Daniel knew what he thought already, and when he spoke to his mother a little while after the hospital had done the tests, he explained what was happening.

“It’s called Alzheimer’s Disease, after the first doctor who wrote about it,” he told her, gently. “What’s happening to Dad is a terrible slow thing. It’s like his brain’s starting to die on him. Fading a little bit at a time. He’s going to lose parts of himself, more and more. He’ll stop remembering. Then he’ll stop walking. He’ll stop speaking. The last thing left is his breathing and his beating heart. Then in the end even that slips away.”

Rose set her shoulders straight.

“We’ll give him all the love we can while he still knows it,” she said.

“It’s not such a bad end,” said Daniel. “There’s no pain. He’ll have no memories, so no regrets. Harder for you than for him.”

“Jerry can run the bar,” said Rose. “I’ll look after your dad, here upstairs.”

In the end they all looked after him, in between customers and patients, and Rose was at his side when he died. She was holding his hand when the vacant, rheumy eyes flickered open and closed for the last time, and she thought that the ghost of a smile crossed his lips.

Daniel came straight away, and checked the wrinkled arm for the vanished pulse.

He stroked his father’s head gently, and put an arm around his mother.

“He had a good life,” he said. “He gave me a good life. I’ll always be grateful for everything he did.”

“He never got upset about anything,” Rose said. “Always believed it would turn out for the best, and it always did.”

Daniel folded his father’s hands on his stomach.

“What’s the little bag round his neck?” he asked. “He’s always worn that, all my life. I meant to ask him about it, but I never did. What did he keep in it?”

Rose shrugged.

“I never knew,” she said. “I always wondered, but he never mentioned it, so I never asked. Take it off and have a look.”

The bag would not come loose, and Daniel reached into his bag for his sharp doctor’s scissors to cut the ancient string.

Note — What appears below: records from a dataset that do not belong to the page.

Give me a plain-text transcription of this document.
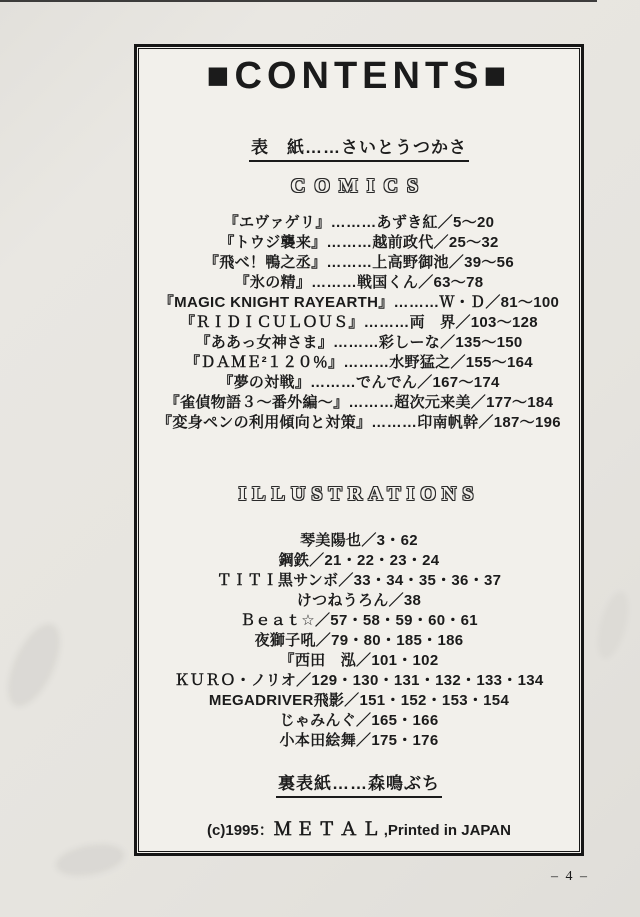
■CONTENTS■
表　紙……さいとうつかさ
COMICS
『エヴァゲリ』………あずき紅／5～20
『トウジ襲来』………越前政代／25～32
『飛べ！鴨之丞』………上高野御池／39～56
『氷の精』………戦国くん／63～78
『MAGIC KNIGHT RAYEARTH』………Ｗ・Ｄ／81～100
『ＲＩＤＩＣＵＬＯＵＳ』………両　界／103～128
『ああっ女神さま』………彩しーな／135～150
『ＤＡＭＥ²１２０％』………水野猛之／155～164
『夢の対戦』………でんでん／167～174
『雀偵物語３～番外編～』………超次元来美／177～184
『変身ペンの利用傾向と対策』………印南帆幹／187～196
ILLUSTRATIONS
琴美陽也／3・62
鋼鉄／21・22・23・24
ＴＩＴＩ黒サンボ／33・34・35・36・37
けつねうろん／38
Ｂｅａｔ☆／57・58・59・60・61
夜獅子吼／79・80・185・186
『西田　泓／101・102
ＫＵＲＯ・ノリオ／129・130・131・132・133・134
MEGADRIVER飛影／151・152・153・154
じゃみんぐ／165・166
小本田絵舞／175・176
裏表紙……森鳴ぶち
(c)1995：ＭＥＴＡＬ,Printed in JAPAN
– 4 –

When they held it in their hands the bag was so frayed, it disintegrated under their fingers.

“Leaves,” Daniel said, in surprise. “It’s just a couple of dead leaves.”

He held them out to his mother on the palm of his hand, and she touched them with a wondering finger.

The leaves crumbled into dust, and Daniel brushed them on to the floor.

He kissed his father’s head, and led his mother downstairs.